Intriguingly, there is also a letter from Tom Cowan in Workers Press (early 1995?) which mentions a group of British followers Marlen… presumably the same people referred to by Mike P in his article and in the post-script he added to the comments, which we reproduce here:

“In his haste to to appear well informed, or even perhaps can we credit it erudite, your guest blogger only reveals his crass lack of knowledge of not only the Glasgow jazz and folk scenes of the 1950s but his compete ignorance of that most chaste of publications The Free Presbyterian Magazine. A little more care on his part, or use of his memory, might have reminded your guest that Arthur Priest, the British Marlenite referred to in your post concerning the British Oehlerites, did find at least two co-thinkers after the collapse of the Socialist Workers League in 1951. Remarkably one being C P (Cliff) Stanton once a leader of the RSL/RWL which had a brief existence in 1939/40 and had evinced quite rational politics for a tiny hyper-active revolutionary group that is. Stanton as we know had been courted by the WIL during the early war years but rejected their overtures and by 1950 was living in Glasgow where he opened a shop selling records and electrical equipment. We know that he was writing for Marlens duplicated magazines between 1949 and 1951 which is where, for the present, the trail ends. Except that we also know that Stanton was for some years the President of the Glasgow Jazz Society in which capacity he is recorded in The Free Presbyterian Magazine of July 1955 as having written to the candidates of all political parties standing in the then recently concluded General Election as to their attitude towards jazz being played on the Sabbath, noting that: “If we find, on analysing the replies, that we have the overwhelming support of one party, then that party will get our vote.” A position rather distant from that of Marlen or Oehler one imagines.”

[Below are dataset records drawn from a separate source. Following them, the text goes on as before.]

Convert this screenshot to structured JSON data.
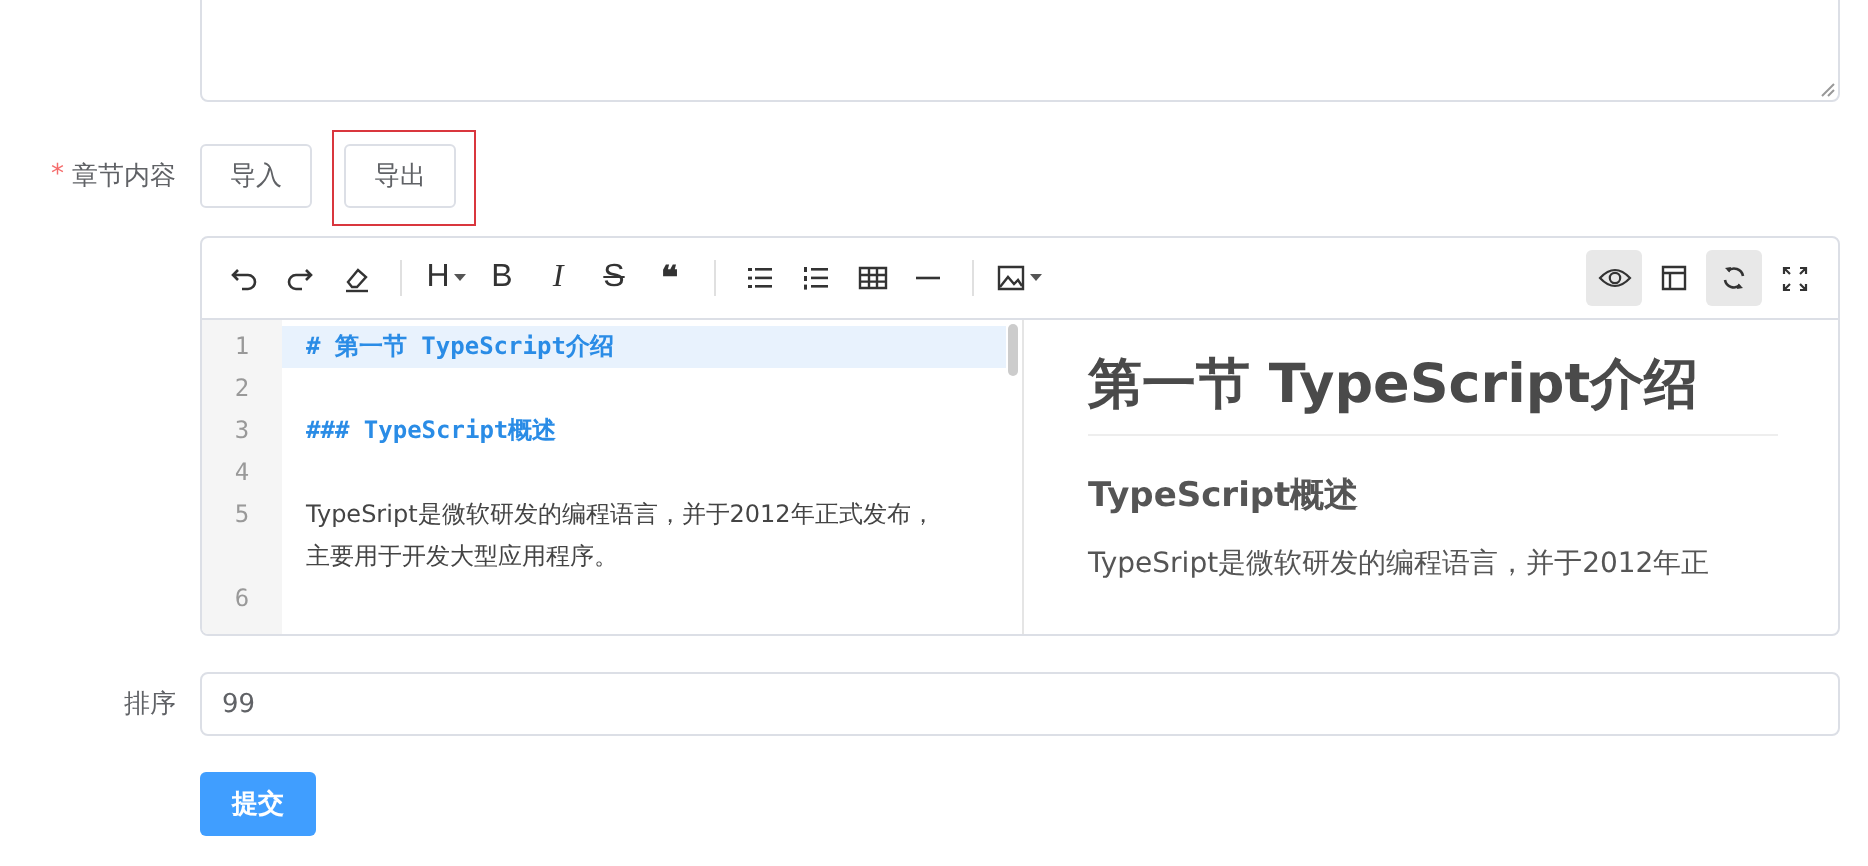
{
  "content_field": {
    "label": "章节内容",
    "required_mark": "*",
    "buttons": [
      {
        "label": "导入",
        "highlighted": false
      },
      {
        "label": "导出",
        "highlighted": true
      }
    ]
  },
  "toolbar": {
    "groups": [
      [
        {
          "kind": "undo",
          "active": false
        },
        {
          "kind": "redo",
          "active": false
        },
        {
          "kind": "eraser",
          "active": false
        }
      ],
      [
        {
          "kind": "glyph",
          "label": "H",
          "caret": true,
          "active": false
        },
        {
          "kind": "glyph",
          "label": "B",
          "active": false
        },
        {
          "kind": "glyph",
          "label": "I",
          "active": false
        },
        {
          "kind": "glyph",
          "label": "S",
          "active": false
        },
        {
          "kind": "glyph",
          "label": "❝",
          "active": false
        }
      ],
      [
        {
          "kind": "bullet-list",
          "active": false
        },
        {
          "kind": "numbered-list",
          "active": false
        },
        {
          "kind": "table",
          "active": false
        },
        {
          "kind": "rule",
          "active": false
        }
      ],
      [
        {
          "kind": "image",
          "caret": true,
          "active": false
        }
      ]
    ],
    "right": [
      {
        "kind": "preview",
        "active": true
      },
      {
        "kind": "layout",
        "active": false
      },
      {
        "kind": "sync",
        "active": true
      },
      {
        "kind": "fullscreen",
        "active": false
      }
    ]
  },
  "source_lines": [
    {
      "number": "1",
      "text": "# 第一节 TypeScript介绍",
      "kind": "heading",
      "current": true
    },
    {
      "number": "2",
      "current": false
    },
    {
      "number": "3",
      "text": "### TypeScript概述",
      "kind": "heading",
      "current": false
    },
    {
      "number": "4",
      "current": false
    },
    {
      "number": "5",
      "text": "TypeSript是微软研发的编程语言，并于2012年正式发布，主要用于开发大型应用程序。",
      "kind": "text",
      "current": false
    },
    {
      "number": "6",
      "current": false
    }
  ],
  "preview": {
    "h1": "第一节 TypeScript介绍",
    "h3": "TypeScript概述",
    "paragraph": "TypeSript是微软研发的编程语言，并于2012年正"
  },
  "order_field": {
    "label": "排序",
    "value": "99"
  },
  "submit": {
    "label": "提交"
  }
}
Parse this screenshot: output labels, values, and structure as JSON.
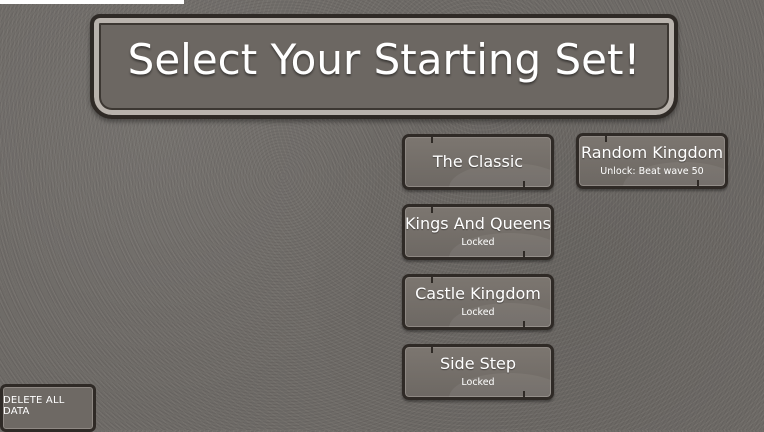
{
  "title": "Select Your Starting Set!",
  "sets": [
    {
      "name": "The Classic",
      "status": ""
    },
    {
      "name": "Kings And Queens",
      "status": "Locked"
    },
    {
      "name": "Castle Kingdom",
      "status": "Locked"
    },
    {
      "name": "Side Step",
      "status": "Locked"
    },
    {
      "name": "Random Kingdom",
      "status": "Unlock: Beat wave 50"
    }
  ],
  "delete_label": "DELETE ALL DATA"
}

Joe Thomas and Workers Review

W RevThe Workers League, a tiny group with fewer than a dozen members, lasted for ten years until 1964, but in 1961 Joe Thomas and Bill Blatchford were expelled for “bureaucratic suppression of discussion”

In 1967, Thomas began publication of a new journal Workers Review on the same political basis as the Workers League.

Indeed the key article split across the first two issues “Towards A New Workers Party” has whole sections lifted verbatim from the WLs 1954 “Draft Manifesto”

 

We have three issues of Workers Review

Volume 1 no 1 May 1967

Volume 1 no 2 June 1967

Volume 1 no 4 August 1967

Workers Review ran for a total of seven issues but it is not clear when it folded. However, by 1972 Thomas and other former WR comrades were collaborating with a group in Liverpool to put out the paper Workers Voice…

Brian Behan and the Workers Party / Workers Voice

wvBrian Behan, brother of the writer Brendan Behan, was a prominent trade union activist based in London.

Despite his anarcho-syndicalist leanings he joined the CPGB in the early 1950s before leaving it in 1956 over the Soviet invasion of Hungary.

He then joined The Club / Socialist Labour League from which he was expelled in in May 1960, with a few supporters.

They then founded the Workers Party, which published Workers’ Voice

We have one issue of Workers Voice- volume 1 no 1 for 7th July 1960

The expulsion of Brian Behan from the SLL and the forming of the Workers Party is covered in Workers News Bulletin (Workers League)

The Workers Party was short lived and, as attested to by this letter (found on the excellent Anarchist archive site Sparrow’s Nest) in early 1961 it fused with the anarcho-syndicalist Syndicalist Workers Federation.

This article at Northern Voices also refers to the WP / SWF merger.

Hopefully one day we will add a few more items to our

WORKERS PARTY ARCHIVE

UPDATE 8/4/18-  Just added the Draft Programme of the Workers Party.